Um «perito» em turpilóquio, que escreveu livros e que gere um sítio sobre esse tema, o jornalista Vito Tartamella, fez o seguinte diagnóstico sobre os «palavrões do Papa» que nos parece equilibrado: «A primeira surpresa é que não se dirigem a inimigos exteriores (não-crentes, muçulmanos ou outros), mas sim ao interior da Igreja: aos maus cristãos e, sobretudo, aos maus sacerdotes. Bergoglio mete-se com os padres “vaidosos e volúveis”, “magnatas”, “vendedores de pneus”, “que têm o coração ácido como vinagre, fechados na formalidade de uma oração gélida, avarentos, estéreis no seu formalismo”. Com os “bispos de aeroporto” (sempre às voltas pelo mundo e pouco atentos à sua diocese)… Não me parece uma escolha estranha: se os católicos são cada vez menos, não é apenas por vivermos numa sociedade laica, ateia, materialista. Também é porque recebem um mau exemplo precisamente de quem não o deveria dar, ou seja, dos padres.»
E prossegue: «Tudo isto são imagens que têm um objetivo mais pedagógico do que destrutivo ou ofensivo: tomam uma posição crítica, não para aniquilar nem para marginalizar os seus destinatários, mas para abanar as consciências, fazer refletir e induzir as pessoas a mudar de caminho. […] As expressões do Papa são diferentes dos insultos não só porque não usam um léxico vulgar, mas também pelos objetivos que perseguem e pelas emoções que exprimem; não exprimem ódio, mas uma condenação moral: indignação, forte desacordo polémico. São expressões críticas. Podem ser definidas mais como metáforas cortantes, epítetos ao serviço de um discurso polémico, de acerba censura, imagens contundentes.»

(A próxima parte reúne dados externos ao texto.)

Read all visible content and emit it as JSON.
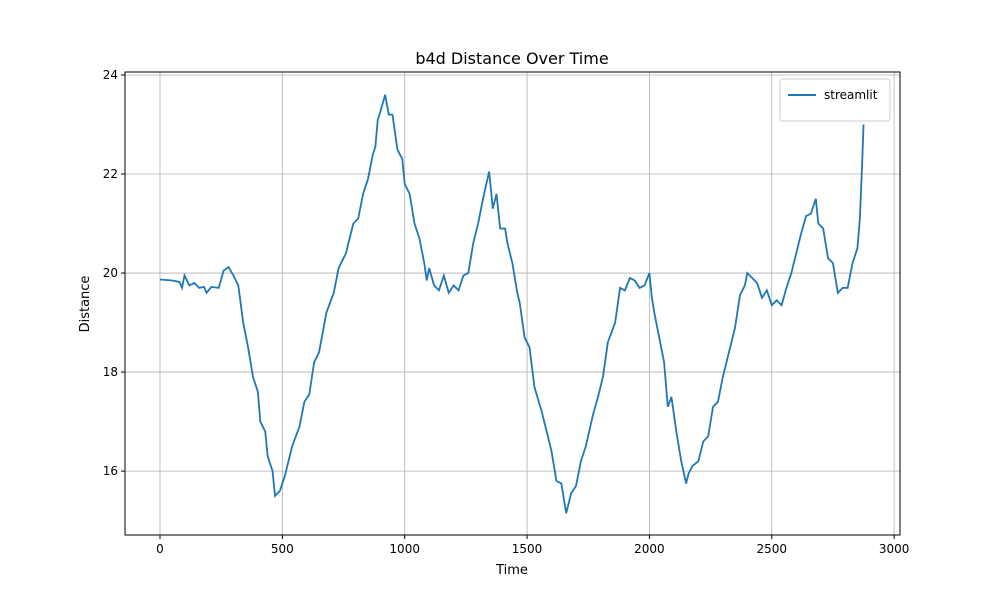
{
  "chart_data": {
    "type": "line",
    "title": "b4d Distance Over Time",
    "x_label": "Time",
    "y_label": "Distance",
    "x": [
      0,
      50,
      80,
      90,
      100,
      120,
      140,
      160,
      180,
      190,
      210,
      240,
      260,
      280,
      300,
      320,
      340,
      360,
      380,
      400,
      410,
      420,
      430,
      440,
      460,
      470,
      490,
      510,
      540,
      570,
      590,
      610,
      630,
      650,
      680,
      710,
      730,
      760,
      790,
      810,
      830,
      850,
      870,
      880,
      890,
      900,
      920,
      935,
      950,
      970,
      990,
      1000,
      1020,
      1040,
      1060,
      1080,
      1090,
      1100,
      1120,
      1140,
      1160,
      1180,
      1200,
      1220,
      1240,
      1260,
      1280,
      1300,
      1320,
      1345,
      1360,
      1375,
      1390,
      1410,
      1420,
      1440,
      1460,
      1470,
      1490,
      1510,
      1530,
      1560,
      1580,
      1600,
      1620,
      1640,
      1660,
      1680,
      1700,
      1720,
      1740,
      1770,
      1790,
      1810,
      1830,
      1860,
      1880,
      1900,
      1920,
      1940,
      1960,
      1980,
      2000,
      2010,
      2020,
      2040,
      2060,
      2075,
      2090,
      2110,
      2130,
      2150,
      2160,
      2175,
      2200,
      2220,
      2240,
      2260,
      2280,
      2300,
      2320,
      2350,
      2370,
      2390,
      2400,
      2420,
      2440,
      2460,
      2480,
      2500,
      2520,
      2540,
      2560,
      2580,
      2600,
      2620,
      2640,
      2660,
      2680,
      2690,
      2710,
      2730,
      2750,
      2770,
      2790,
      2810,
      2830,
      2850,
      2860,
      2870,
      2875
    ],
    "series": [
      {
        "name": "streamlit",
        "color": "#1f77b4",
        "values": [
          19.87,
          19.85,
          19.82,
          19.7,
          19.95,
          19.75,
          19.8,
          19.7,
          19.72,
          19.6,
          19.72,
          19.7,
          20.05,
          20.12,
          19.95,
          19.75,
          19.0,
          18.5,
          17.9,
          17.6,
          17.0,
          16.9,
          16.8,
          16.3,
          16.0,
          15.5,
          15.6,
          15.9,
          16.5,
          16.9,
          17.4,
          17.55,
          18.2,
          18.4,
          19.2,
          19.6,
          20.1,
          20.4,
          21.0,
          21.1,
          21.6,
          21.9,
          22.4,
          22.55,
          23.1,
          23.25,
          23.6,
          23.2,
          23.2,
          22.5,
          22.3,
          21.8,
          21.6,
          21.0,
          20.7,
          20.2,
          19.85,
          20.1,
          19.75,
          19.65,
          19.95,
          19.6,
          19.75,
          19.65,
          19.95,
          20.0,
          20.6,
          21.0,
          21.5,
          22.05,
          21.3,
          21.6,
          20.9,
          20.9,
          20.6,
          20.2,
          19.6,
          19.4,
          18.7,
          18.5,
          17.7,
          17.2,
          16.8,
          16.4,
          15.8,
          15.75,
          15.15,
          15.55,
          15.7,
          16.2,
          16.5,
          17.15,
          17.5,
          17.9,
          18.6,
          19.0,
          19.7,
          19.65,
          19.9,
          19.85,
          19.7,
          19.75,
          20.0,
          19.5,
          19.2,
          18.7,
          18.2,
          17.3,
          17.5,
          16.8,
          16.2,
          15.75,
          15.95,
          16.1,
          16.2,
          16.6,
          16.7,
          17.3,
          17.4,
          17.9,
          18.3,
          18.9,
          19.55,
          19.75,
          20.0,
          19.9,
          19.8,
          19.5,
          19.65,
          19.35,
          19.45,
          19.35,
          19.7,
          20.0,
          20.4,
          20.8,
          21.15,
          21.2,
          21.5,
          21.0,
          20.9,
          20.3,
          20.2,
          19.6,
          19.7,
          19.7,
          20.2,
          20.5,
          21.1,
          22.3,
          23.0
        ]
      }
    ],
    "xlim": [
      -143,
      3024
    ],
    "ylim": [
      14.71,
      24.06
    ],
    "xticks": [
      0,
      500,
      1000,
      1500,
      2000,
      2500,
      3000
    ],
    "yticks": [
      16,
      18,
      20,
      22,
      24
    ],
    "grid": true,
    "legend": "upper right"
  }
}
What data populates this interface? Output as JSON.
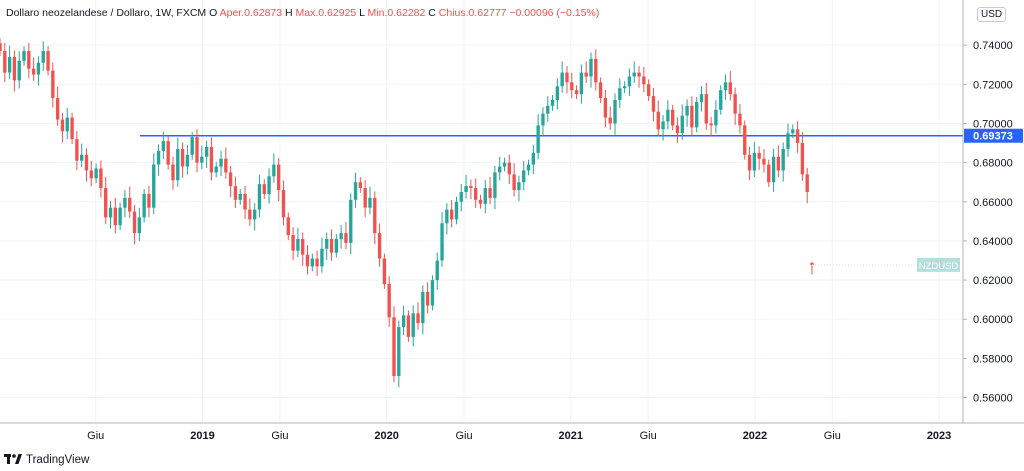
{
  "legend": {
    "symbol": "Dollaro neozelandese / Dollaro, 1W, FXCM",
    "open_label": "O",
    "open_value": "Aper.0.62873",
    "high_label": "H",
    "high_value": "Max.0.62925",
    "low_label": "L",
    "low_value": "Min.0.62282",
    "close_label": "C",
    "close_value": "Chius.0.62777",
    "change": "−0.00096 (−0.15%)"
  },
  "currency_button": "USD",
  "branding": "TradingView",
  "colors": {
    "up": "#26a69a",
    "down": "#ef5350",
    "hline": "#2962ff",
    "symbol_tag": "#b2dfdb",
    "grid": "#f0f3fa",
    "axis_text": "#131722"
  },
  "chart_data": {
    "type": "candlestick",
    "symbol": "NZDUSD",
    "interval": "1W",
    "y_ticks": [
      "0.56000",
      "0.58000",
      "0.60000",
      "0.62000",
      "0.64000",
      "0.66000",
      "0.68000",
      "0.70000",
      "0.72000",
      "0.74000"
    ],
    "ylim": [
      0.547,
      0.76
    ],
    "x_ticks": [
      "Giu",
      "2019",
      "Giu",
      "2020",
      "Giu",
      "2021",
      "Giu",
      "2022",
      "Giu",
      "2023"
    ],
    "x_tick_dates": [
      2018.42,
      2019.0,
      2019.42,
      2020.0,
      2020.42,
      2021.0,
      2021.42,
      2022.0,
      2022.42,
      2023.0
    ],
    "xlim": [
      2017.9,
      2023.13
    ],
    "last_date": 2022.31,
    "horizontal_line": {
      "value": 0.69373,
      "label": "0.69373",
      "start_date": 2018.66
    },
    "symbol_tag": {
      "label": "NZDUSD",
      "value": 0.62777
    },
    "last_bar": {
      "open": 0.62873,
      "high": 0.62925,
      "low": 0.62282,
      "close": 0.62777
    },
    "closes": [
      0.737,
      0.726,
      0.734,
      0.722,
      0.732,
      0.737,
      0.728,
      0.725,
      0.731,
      0.737,
      0.727,
      0.713,
      0.702,
      0.696,
      0.703,
      0.692,
      0.681,
      0.684,
      0.676,
      0.672,
      0.677,
      0.667,
      0.652,
      0.657,
      0.648,
      0.657,
      0.662,
      0.655,
      0.644,
      0.652,
      0.664,
      0.657,
      0.679,
      0.686,
      0.691,
      0.679,
      0.671,
      0.687,
      0.678,
      0.684,
      0.693,
      0.68,
      0.683,
      0.688,
      0.675,
      0.678,
      0.682,
      0.675,
      0.668,
      0.661,
      0.664,
      0.656,
      0.651,
      0.656,
      0.669,
      0.664,
      0.673,
      0.679,
      0.666,
      0.652,
      0.643,
      0.635,
      0.641,
      0.633,
      0.627,
      0.631,
      0.627,
      0.636,
      0.641,
      0.634,
      0.641,
      0.644,
      0.639,
      0.661,
      0.67,
      0.667,
      0.657,
      0.662,
      0.644,
      0.631,
      0.618,
      0.601,
      0.571,
      0.596,
      0.602,
      0.591,
      0.603,
      0.598,
      0.614,
      0.607,
      0.62,
      0.63,
      0.649,
      0.656,
      0.651,
      0.66,
      0.665,
      0.668,
      0.667,
      0.661,
      0.659,
      0.667,
      0.662,
      0.675,
      0.678,
      0.68,
      0.674,
      0.666,
      0.67,
      0.676,
      0.679,
      0.685,
      0.699,
      0.705,
      0.709,
      0.712,
      0.719,
      0.726,
      0.721,
      0.717,
      0.715,
      0.726,
      0.724,
      0.733,
      0.721,
      0.713,
      0.703,
      0.7,
      0.712,
      0.718,
      0.719,
      0.724,
      0.726,
      0.724,
      0.72,
      0.714,
      0.706,
      0.697,
      0.701,
      0.707,
      0.699,
      0.695,
      0.704,
      0.709,
      0.698,
      0.711,
      0.715,
      0.7,
      0.699,
      0.707,
      0.717,
      0.721,
      0.715,
      0.705,
      0.699,
      0.684,
      0.676,
      0.685,
      0.682,
      0.679,
      0.67,
      0.683,
      0.676,
      0.687,
      0.695,
      0.697,
      0.69,
      0.674,
      0.665,
      0.628
    ]
  }
}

A missão, porém, não está completa
Nello Scavo, Roberto Beretta
In “Fake pope”
«Sofro por causa do papa Francisco. Tenho a impressão de que ele está a dividir a Igreja, esbofeteando quem trabalha e acariciando quem é contra o Evangelho. Um padre da minha diocese, que deixou o sacerdócio, foi convidado, com a sua mulher, para almoçar com o Papa. São coisas que dão que pensar. Eu gostaria de ir visitar uma casa de missionários idosos que deram a vida pelo Evangelho de Jesus Cristo, em vez de ir a uma loja comprar um par de sapatos. As irmãs missionárias sentiram-se ofendidas quando o Papa disse que há irmãs que são solteironas. São poucas as pessoas com quem falo destas coisas: rezo e sofro, pois alguns sacerdotes mais velhos do que eu estão atormentados na sua fé pelas atitudes do papa Francisco, e também padres jovens que desabafam comigo se sentem perdidos. Eu sou reservado, falo destas coisas com poucos padres de confiança, mas o sofrimento é recíproco.» (Da carta de um missionário italiano no Brasil)
O Papa que se definiu como aquele «que veio do fim do mundo» é-o de facto: é o primeiro Pontífice não-europeu do segundo milénio, o primeiro que vem de terras tradicionalmente «de missão», trazendo daí conteúdos, métodos e estilos pastorais mais essenciais e mais planetários. Contudo, é criticado pelos próprios missionários…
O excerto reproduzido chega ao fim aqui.